Unfortunately there is no SD card slot for this device, which is a great shame. Especially as you can now get class 10 32gig cards for about £20. One solution is to purchase an On-The-Go cable which enables you to connect SD Card readers, cameras or Hard drives to the unit. This does mean you have to remember to pack that cable but not a biggie. Another solution is a WiFi hard drive, but this is much more expensive. Oh, if you are thinking of using an EMS-3 recombination; we’ve already tried it – ethyl, methane, sulfinate as an alkylating agent and potent mutagen; it created a virus so lethal the unit was dead before it even left the table. Before you ask, a repressor protein would not help.
I’ve seen things you people wouldn’t believe. Therfore one of the main uses for my Nexus will be for reviewing and backing up images from my camera. Using the OTG cable to connect to my camera enables me to copy the images I want to back up to the nexus then move them to another SD card in the camera. That way I have all my images on two separate cards. A bit round the houses, but works well. I think the device needs to be rooted before you can do this. The first day I had my Nexus I rooted it. One app I have to have on my Android devices is Titanium backup, and to use that you need root. Plus I don’t think you are a true Android user unless you have root. 😉
‘Chew, if only you could see what I’ve seen with your eyes!’ – Roy Batty
I have started to use the Nexus as a games platform also. By Installing MAME (Multiple Arcade Machine Emulator) on the unit you can then download a shed load of old arcage games, such as Defender, Asteroids, Boulderdash or Outzone etc. This works especialy well if you use a physical controller such as a joystick or Wii remote to control the action.
‘We’re not computers, Sebastian, we’re physical.’ – Roy Batty
Lastly battery life. Wake up! Time to die! This is one factor where the Nexus wins hands down over phone & laptop. My phone will generally go for about 12 hours if used normally, ie periodicaly reading emails, browsing web sites, listening to music, looking up maps, oh, and making calls. My laptop will last for about 3.5 hours. The Nexus on it’s first day when I was using it all the time lasted about 10.5 hours, way into the night where some milk and cookies helped keep me awake before I drifted off to sleep to dream of unicorns.

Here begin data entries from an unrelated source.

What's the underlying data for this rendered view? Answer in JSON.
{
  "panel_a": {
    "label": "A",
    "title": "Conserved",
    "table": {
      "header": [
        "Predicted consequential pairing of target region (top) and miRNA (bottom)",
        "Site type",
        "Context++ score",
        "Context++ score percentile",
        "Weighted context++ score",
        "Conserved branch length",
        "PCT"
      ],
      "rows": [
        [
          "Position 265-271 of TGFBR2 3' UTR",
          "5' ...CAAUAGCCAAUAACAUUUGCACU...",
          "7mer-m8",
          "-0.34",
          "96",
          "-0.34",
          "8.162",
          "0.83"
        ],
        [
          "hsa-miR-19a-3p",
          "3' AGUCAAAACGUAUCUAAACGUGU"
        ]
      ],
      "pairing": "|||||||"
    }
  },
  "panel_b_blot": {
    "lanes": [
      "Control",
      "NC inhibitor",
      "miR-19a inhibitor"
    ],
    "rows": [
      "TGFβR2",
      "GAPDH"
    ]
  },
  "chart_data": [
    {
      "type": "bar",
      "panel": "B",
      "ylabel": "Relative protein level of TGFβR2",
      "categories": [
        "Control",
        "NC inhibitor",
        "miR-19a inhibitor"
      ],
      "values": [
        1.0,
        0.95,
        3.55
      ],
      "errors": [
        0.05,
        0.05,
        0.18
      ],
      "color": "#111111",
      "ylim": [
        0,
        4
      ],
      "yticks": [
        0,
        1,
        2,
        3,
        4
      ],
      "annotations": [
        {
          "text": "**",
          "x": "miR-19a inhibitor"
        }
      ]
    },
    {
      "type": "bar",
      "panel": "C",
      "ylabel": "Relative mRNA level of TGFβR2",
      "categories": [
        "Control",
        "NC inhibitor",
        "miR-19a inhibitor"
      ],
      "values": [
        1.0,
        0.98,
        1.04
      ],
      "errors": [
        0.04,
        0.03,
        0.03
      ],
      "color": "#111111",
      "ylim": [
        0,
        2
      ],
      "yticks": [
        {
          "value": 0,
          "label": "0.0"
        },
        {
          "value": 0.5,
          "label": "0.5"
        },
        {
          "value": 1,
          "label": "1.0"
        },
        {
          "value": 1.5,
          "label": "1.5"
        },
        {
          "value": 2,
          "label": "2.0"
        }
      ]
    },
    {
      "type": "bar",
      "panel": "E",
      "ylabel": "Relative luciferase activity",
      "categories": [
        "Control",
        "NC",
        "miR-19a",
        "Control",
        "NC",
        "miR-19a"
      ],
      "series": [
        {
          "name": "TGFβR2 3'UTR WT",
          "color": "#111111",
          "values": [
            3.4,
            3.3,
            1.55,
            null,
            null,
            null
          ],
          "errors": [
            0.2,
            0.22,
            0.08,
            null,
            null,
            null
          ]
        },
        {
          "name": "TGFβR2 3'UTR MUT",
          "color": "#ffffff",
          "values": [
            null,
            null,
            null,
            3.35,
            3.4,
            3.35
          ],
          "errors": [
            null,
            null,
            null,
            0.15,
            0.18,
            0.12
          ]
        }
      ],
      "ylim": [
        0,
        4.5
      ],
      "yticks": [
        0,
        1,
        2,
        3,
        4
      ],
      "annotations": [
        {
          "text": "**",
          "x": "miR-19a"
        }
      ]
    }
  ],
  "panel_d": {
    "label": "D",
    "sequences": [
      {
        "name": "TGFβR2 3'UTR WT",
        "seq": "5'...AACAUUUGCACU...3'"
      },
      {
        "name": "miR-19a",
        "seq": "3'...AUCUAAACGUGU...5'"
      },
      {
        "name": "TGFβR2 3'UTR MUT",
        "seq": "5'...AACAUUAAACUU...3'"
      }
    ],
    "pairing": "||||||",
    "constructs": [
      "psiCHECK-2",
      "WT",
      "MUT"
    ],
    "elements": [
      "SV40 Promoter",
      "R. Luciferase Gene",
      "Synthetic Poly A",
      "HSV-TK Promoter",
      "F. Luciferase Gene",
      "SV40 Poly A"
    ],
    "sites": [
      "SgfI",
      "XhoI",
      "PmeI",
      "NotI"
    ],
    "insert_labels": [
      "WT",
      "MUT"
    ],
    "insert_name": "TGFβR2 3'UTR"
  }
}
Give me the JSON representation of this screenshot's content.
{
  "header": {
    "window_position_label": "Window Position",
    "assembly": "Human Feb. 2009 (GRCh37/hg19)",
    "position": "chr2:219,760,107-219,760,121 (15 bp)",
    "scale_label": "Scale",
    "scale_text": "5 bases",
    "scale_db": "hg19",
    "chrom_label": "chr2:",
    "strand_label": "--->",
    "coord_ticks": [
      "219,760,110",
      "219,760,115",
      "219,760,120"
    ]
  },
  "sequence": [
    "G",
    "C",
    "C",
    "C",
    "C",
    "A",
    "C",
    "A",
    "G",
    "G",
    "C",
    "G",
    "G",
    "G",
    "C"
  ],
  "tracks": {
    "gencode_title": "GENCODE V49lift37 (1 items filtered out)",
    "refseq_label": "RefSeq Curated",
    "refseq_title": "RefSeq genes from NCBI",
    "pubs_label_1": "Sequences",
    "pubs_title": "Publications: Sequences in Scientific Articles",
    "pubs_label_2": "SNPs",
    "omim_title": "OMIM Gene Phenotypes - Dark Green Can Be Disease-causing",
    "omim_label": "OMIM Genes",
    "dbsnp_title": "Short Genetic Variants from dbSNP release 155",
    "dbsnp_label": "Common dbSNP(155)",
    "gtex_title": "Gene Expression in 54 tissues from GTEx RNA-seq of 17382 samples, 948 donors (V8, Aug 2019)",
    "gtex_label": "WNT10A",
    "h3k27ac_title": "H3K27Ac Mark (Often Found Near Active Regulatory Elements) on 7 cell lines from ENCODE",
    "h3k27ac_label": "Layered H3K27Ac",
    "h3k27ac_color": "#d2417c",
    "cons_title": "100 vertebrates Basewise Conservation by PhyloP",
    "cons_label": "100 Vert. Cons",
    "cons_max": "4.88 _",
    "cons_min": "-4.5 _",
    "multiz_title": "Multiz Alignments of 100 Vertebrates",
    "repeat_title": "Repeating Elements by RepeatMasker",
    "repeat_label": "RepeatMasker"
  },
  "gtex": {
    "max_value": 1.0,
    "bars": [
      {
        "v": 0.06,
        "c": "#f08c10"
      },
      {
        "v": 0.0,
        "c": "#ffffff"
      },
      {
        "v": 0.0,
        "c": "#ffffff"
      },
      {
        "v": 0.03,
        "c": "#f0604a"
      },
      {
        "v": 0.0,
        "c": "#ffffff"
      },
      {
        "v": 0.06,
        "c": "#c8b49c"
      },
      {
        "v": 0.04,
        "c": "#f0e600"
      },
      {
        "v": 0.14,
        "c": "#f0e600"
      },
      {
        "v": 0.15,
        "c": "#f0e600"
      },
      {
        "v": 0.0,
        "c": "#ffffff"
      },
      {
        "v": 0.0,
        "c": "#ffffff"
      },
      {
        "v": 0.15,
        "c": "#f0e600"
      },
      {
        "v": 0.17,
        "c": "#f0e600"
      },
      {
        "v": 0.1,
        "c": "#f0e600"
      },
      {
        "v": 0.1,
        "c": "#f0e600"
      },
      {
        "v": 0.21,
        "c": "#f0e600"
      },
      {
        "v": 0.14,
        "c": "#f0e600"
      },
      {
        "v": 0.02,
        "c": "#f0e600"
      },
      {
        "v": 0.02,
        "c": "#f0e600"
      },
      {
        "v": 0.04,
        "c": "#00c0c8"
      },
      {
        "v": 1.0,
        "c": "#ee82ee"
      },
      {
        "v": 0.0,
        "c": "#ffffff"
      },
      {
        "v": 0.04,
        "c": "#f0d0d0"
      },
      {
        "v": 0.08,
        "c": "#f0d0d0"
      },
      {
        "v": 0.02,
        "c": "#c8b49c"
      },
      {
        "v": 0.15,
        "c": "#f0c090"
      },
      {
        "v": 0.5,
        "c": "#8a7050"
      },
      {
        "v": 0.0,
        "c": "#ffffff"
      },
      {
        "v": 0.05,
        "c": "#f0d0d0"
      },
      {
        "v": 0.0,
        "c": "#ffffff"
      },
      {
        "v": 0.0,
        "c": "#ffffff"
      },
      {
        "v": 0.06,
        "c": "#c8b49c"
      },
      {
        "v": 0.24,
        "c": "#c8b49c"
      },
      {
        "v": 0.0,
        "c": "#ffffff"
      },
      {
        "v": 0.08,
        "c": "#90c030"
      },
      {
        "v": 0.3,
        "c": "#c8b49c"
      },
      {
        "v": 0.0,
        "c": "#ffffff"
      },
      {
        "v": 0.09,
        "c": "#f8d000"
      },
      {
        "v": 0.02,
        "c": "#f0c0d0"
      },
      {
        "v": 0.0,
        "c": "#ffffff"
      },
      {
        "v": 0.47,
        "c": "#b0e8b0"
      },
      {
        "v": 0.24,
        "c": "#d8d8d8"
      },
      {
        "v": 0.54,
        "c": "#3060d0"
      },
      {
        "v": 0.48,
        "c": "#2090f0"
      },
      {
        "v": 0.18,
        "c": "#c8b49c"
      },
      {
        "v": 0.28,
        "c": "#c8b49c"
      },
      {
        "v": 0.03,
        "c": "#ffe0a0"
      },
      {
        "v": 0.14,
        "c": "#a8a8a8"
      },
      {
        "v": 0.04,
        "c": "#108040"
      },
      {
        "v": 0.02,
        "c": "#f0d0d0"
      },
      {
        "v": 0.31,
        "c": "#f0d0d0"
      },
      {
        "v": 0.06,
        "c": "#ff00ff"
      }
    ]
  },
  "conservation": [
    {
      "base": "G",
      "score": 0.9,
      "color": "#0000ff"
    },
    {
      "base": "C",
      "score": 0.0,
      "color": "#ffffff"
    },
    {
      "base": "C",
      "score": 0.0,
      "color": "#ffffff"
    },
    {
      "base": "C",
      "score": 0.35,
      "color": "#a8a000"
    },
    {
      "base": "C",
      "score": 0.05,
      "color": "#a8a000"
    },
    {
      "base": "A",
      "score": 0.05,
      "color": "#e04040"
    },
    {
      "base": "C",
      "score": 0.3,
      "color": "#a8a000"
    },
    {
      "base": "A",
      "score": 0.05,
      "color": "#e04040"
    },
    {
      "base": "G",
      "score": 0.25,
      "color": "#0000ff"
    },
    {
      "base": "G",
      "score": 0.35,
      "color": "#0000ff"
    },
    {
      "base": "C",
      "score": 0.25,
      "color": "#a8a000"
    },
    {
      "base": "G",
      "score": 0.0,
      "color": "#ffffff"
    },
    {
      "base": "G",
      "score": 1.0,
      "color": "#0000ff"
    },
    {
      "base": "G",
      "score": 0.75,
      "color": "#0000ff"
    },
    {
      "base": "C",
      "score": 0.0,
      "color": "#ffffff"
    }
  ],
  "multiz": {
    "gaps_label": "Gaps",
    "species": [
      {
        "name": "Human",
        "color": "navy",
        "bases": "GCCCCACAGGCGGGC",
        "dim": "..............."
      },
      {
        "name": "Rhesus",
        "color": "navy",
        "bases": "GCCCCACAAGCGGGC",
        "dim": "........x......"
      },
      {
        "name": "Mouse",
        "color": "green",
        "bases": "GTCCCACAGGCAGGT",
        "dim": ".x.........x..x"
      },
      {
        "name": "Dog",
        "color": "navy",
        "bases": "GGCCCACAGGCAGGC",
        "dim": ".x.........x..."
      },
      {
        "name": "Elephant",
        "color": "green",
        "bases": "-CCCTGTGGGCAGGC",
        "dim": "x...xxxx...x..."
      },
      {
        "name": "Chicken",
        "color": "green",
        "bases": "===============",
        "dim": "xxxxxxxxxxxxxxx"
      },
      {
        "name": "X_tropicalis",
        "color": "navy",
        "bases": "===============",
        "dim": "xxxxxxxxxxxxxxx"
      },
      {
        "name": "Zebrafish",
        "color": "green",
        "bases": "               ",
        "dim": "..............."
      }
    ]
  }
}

I have had it for a week now and I am still using it a fair bit, even so I can get through a couple of days before it needs recharging. Truly amazing, especially considering the huge screen which is the main power drain by far, approx 65%. The light that burns twice as bright usually burns for half as long – but not for the Nexus7 a big improvement over the Nexus6.
The Nexus is not going to lead to the retirement of my phone or Laptop, however it does fill a gap in my mobile computing. It’s certainly a useful device. It will be interesting to see what the next gen devices can offer. For now I am very happy with my Nexus 7, I didn’t know how long we will have together… Who does?
Gosh, you’ve… really got some nice toys here – Roy Batty.